Automated Free Certificates with Let's Encrypt

Is there any way to log out of the admin page? :smiley:

No. Only way - clean cookie, restart server. That’s will be implemented in web version.

Is there any way to change the admin username/password? I’ve tried from the admin page itself, but after that I cannot login anymore, LOL

Should work I tested that. Also when you change user name you have to change password. You can also specify this in server.properties on initial server start. But you have to remove admin file before that.

Can’t change username, but I can password, but that’s good enough for now :slight_smile:

Forget the admin account, use your own and give it admin rights :stuck_out_tongue_winking_eye:

But you still should change the default password :wink:

Ay it worked, had to spamm the save changes button 3-4 times :stuck_out_tongue:

edit: NVM.

@Dmitriy, we dont have to worry about admin@blynk.cc account getting access if its not specified in this list?
“allowed.users.list=”

I mean that account does not have some kind of super access that bypasses that restriction?

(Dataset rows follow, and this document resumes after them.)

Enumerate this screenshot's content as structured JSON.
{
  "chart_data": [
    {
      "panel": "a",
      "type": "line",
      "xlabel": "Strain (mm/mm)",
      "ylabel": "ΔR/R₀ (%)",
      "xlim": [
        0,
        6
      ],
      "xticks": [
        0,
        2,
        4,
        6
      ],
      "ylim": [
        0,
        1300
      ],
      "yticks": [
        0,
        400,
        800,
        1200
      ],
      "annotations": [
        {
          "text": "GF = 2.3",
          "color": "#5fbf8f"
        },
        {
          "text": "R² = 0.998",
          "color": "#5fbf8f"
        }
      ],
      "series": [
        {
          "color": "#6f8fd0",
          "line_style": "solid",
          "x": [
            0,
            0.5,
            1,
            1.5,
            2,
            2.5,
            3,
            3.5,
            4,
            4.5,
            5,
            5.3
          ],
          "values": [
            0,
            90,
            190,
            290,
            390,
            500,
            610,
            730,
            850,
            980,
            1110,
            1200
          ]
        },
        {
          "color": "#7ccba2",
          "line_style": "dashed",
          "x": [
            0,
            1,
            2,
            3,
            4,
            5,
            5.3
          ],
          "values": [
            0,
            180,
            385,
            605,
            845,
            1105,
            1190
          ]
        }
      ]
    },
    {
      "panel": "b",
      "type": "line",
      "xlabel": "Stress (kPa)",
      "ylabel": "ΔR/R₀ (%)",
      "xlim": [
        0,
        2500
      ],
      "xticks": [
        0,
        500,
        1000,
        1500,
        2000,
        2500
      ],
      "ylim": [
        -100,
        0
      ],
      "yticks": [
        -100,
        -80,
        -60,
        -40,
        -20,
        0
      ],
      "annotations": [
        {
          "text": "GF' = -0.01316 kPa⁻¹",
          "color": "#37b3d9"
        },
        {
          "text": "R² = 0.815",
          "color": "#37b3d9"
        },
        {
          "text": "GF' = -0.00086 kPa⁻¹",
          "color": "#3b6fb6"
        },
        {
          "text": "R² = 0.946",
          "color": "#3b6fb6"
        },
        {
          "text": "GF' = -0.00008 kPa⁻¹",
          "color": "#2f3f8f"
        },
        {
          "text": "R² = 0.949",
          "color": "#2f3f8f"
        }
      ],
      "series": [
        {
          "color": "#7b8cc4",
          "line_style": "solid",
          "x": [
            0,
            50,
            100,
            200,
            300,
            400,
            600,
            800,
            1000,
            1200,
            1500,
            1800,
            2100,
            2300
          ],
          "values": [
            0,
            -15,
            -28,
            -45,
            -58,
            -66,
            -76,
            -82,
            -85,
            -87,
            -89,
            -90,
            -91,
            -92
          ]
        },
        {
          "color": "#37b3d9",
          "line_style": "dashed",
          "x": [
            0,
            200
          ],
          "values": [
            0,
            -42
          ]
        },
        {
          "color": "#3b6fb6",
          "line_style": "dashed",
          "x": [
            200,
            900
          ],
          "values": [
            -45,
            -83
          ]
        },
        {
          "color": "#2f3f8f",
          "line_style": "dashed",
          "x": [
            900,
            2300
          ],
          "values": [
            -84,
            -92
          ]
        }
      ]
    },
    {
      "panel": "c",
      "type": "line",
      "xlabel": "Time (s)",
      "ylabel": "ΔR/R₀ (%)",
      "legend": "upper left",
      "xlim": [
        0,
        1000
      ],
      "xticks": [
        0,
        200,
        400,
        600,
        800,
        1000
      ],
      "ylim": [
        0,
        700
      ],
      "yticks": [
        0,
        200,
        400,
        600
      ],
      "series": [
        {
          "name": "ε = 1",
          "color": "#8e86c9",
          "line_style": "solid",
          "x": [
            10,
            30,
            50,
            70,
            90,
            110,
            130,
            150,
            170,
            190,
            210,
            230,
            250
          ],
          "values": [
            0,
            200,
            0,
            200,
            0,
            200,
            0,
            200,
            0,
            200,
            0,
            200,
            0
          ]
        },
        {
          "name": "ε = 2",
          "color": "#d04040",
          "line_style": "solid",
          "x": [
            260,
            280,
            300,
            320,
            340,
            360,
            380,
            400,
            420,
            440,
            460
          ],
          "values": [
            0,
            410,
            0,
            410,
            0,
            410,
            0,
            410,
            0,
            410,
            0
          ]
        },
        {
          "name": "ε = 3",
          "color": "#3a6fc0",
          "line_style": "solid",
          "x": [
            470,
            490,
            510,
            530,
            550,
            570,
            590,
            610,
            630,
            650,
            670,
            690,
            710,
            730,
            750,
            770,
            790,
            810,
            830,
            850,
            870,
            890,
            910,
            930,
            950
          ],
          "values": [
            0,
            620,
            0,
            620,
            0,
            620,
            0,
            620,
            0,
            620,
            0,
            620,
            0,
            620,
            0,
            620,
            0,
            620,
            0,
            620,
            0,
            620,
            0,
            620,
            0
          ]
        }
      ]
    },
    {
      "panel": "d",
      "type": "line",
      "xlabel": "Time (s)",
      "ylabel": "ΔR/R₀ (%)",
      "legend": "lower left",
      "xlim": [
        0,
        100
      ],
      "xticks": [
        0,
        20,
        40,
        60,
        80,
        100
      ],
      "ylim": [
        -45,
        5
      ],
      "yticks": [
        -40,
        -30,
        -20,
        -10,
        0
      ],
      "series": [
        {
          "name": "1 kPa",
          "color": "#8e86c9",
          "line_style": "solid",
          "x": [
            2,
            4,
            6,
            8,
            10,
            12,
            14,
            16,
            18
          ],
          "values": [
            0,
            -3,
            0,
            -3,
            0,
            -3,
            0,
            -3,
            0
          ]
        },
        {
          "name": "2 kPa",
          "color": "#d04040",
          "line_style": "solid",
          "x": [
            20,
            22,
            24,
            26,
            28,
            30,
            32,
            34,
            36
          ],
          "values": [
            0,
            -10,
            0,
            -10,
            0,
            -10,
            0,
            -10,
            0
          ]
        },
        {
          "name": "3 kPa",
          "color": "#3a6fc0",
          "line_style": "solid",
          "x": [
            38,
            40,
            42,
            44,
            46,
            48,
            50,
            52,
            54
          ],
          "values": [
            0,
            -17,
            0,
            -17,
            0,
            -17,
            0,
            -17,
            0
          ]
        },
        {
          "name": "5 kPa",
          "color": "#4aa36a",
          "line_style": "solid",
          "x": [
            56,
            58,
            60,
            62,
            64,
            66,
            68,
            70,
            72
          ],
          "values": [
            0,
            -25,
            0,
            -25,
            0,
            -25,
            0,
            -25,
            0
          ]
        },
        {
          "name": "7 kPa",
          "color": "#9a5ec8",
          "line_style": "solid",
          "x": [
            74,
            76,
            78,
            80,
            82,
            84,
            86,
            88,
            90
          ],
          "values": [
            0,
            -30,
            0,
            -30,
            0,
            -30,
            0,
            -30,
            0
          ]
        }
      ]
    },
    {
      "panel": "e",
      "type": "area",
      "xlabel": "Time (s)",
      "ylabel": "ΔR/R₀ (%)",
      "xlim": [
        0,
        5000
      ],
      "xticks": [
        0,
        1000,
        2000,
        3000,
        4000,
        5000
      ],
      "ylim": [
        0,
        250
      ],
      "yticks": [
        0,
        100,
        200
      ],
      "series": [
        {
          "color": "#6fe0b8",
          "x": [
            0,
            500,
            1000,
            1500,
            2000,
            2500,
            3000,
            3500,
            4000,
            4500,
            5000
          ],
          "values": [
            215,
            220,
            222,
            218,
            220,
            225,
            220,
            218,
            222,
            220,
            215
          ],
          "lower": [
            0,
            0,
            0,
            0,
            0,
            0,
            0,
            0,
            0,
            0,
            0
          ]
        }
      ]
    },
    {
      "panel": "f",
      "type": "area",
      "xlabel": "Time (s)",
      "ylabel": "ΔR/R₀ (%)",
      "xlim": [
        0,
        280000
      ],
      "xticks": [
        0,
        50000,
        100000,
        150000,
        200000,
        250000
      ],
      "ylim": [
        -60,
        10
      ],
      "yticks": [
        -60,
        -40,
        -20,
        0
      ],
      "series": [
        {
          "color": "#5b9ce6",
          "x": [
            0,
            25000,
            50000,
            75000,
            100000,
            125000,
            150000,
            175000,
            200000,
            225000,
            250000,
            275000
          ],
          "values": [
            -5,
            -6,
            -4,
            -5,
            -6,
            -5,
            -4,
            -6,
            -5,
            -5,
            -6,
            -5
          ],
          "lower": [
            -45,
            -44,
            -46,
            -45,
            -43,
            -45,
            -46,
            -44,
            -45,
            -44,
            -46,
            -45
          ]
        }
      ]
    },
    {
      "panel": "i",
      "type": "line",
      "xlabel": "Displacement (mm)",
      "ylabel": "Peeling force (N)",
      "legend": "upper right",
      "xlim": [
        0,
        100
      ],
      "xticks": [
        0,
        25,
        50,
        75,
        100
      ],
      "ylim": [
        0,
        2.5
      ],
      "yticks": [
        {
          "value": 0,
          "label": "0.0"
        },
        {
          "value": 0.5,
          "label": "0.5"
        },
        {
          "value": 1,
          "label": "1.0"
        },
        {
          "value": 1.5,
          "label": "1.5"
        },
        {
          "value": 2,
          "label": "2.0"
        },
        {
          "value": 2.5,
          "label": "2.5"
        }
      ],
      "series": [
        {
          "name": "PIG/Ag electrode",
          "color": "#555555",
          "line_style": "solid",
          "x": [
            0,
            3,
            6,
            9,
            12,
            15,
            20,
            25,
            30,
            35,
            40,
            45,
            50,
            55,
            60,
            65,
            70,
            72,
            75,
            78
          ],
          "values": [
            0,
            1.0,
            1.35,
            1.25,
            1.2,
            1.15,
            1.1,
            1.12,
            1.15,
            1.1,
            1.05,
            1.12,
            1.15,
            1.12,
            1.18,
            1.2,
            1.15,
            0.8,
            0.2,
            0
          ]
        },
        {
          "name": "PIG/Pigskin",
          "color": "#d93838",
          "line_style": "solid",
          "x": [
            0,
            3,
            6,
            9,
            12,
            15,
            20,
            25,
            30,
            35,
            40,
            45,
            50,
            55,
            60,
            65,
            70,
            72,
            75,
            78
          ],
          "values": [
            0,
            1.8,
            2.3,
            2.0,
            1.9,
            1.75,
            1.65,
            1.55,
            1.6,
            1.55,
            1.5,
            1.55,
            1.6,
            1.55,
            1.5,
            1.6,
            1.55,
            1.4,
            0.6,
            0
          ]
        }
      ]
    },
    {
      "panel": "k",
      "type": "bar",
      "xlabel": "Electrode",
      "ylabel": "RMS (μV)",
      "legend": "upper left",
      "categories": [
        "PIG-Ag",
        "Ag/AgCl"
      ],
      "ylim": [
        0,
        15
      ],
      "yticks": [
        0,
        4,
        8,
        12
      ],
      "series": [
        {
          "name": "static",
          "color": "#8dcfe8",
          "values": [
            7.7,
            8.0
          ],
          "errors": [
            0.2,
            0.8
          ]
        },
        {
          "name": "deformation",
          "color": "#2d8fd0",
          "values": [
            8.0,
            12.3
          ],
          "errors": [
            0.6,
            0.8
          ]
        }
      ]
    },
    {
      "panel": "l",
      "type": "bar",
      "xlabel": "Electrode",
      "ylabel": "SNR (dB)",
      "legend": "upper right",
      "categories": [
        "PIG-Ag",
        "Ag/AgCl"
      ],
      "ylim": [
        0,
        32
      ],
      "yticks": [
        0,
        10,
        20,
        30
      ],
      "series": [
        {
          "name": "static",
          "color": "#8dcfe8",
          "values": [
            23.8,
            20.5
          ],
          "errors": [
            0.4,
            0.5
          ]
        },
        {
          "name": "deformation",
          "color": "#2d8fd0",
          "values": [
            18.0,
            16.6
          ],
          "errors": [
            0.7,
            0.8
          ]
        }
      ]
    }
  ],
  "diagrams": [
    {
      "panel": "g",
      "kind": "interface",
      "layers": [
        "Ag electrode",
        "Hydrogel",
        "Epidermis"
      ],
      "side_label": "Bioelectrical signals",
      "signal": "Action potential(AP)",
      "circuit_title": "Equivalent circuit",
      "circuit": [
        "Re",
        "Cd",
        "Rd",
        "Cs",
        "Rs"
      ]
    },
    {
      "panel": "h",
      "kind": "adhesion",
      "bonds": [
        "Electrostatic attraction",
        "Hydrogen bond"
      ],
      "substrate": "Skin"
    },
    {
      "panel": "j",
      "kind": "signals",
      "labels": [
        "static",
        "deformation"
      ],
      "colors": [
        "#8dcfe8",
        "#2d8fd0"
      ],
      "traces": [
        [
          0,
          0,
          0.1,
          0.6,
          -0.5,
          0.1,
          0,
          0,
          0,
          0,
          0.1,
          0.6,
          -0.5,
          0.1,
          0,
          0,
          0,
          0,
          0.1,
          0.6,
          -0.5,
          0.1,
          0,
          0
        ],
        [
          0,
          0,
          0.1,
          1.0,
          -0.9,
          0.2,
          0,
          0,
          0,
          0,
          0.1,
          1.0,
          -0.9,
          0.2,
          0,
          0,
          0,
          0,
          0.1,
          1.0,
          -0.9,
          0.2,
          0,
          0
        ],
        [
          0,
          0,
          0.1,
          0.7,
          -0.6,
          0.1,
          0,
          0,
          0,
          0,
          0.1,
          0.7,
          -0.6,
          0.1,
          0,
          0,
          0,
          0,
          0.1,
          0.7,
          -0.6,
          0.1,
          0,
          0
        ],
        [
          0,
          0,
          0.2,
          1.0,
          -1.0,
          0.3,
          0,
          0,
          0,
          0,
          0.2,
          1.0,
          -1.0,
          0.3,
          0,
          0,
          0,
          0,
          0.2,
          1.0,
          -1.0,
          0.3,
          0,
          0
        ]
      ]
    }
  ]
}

This is awesome. Thank you for making cert generation easier.

11 posts were split to a new topic: I can not access the admin page

A post was merged into an existing topic: I can not access the admin page

@Dmitriy

I have a rather basic question but may also be of interest to the community.

I am running an PC Apache http web server on port 80 on my local domain, and https on 443.
On the same PC I am also running Blynk local server v0.24.3

I need to keep my Apache web server on port 80 and 443 respectively.
How would I configure my port forwarding to also support Blynk http and https server on same PC ?

@mars There is no way to do that. You need either have Blynk on port 80 or Apache on port 80. In case you can’t make Blynk run on port 80 you need to manual generate certs and manage them via own scripts/flows.

mmmm thought you might say that :frowning2:

There are instructions for Apache and Let’s Encrypt in web. But yeah, it wouldn’t be simple.

any tips instructions on port forwarding for people in the community using Windows PC for their local server as Windows does not use iptables

if anyone in the community can help that would be great… i.e. setting up automated free certificates with Let’s Encrypt with local versions of blynk server running on Windows 10.

Well, there actually is a way to do this, but it’s very advanced and it would require a reverse proxy like a NetScaler and a static IP on your WAN interface.

A NetScaler, or any reverse proxy for that matter, can route different domainnames to seperate servers. E.g. blynk.somedomain.com would be forwarded to you Blynk server and web.somedomain.com would be forwarded to your apache instance. Both could be running on the same machine I think, but it would be easier to run it on separate machines.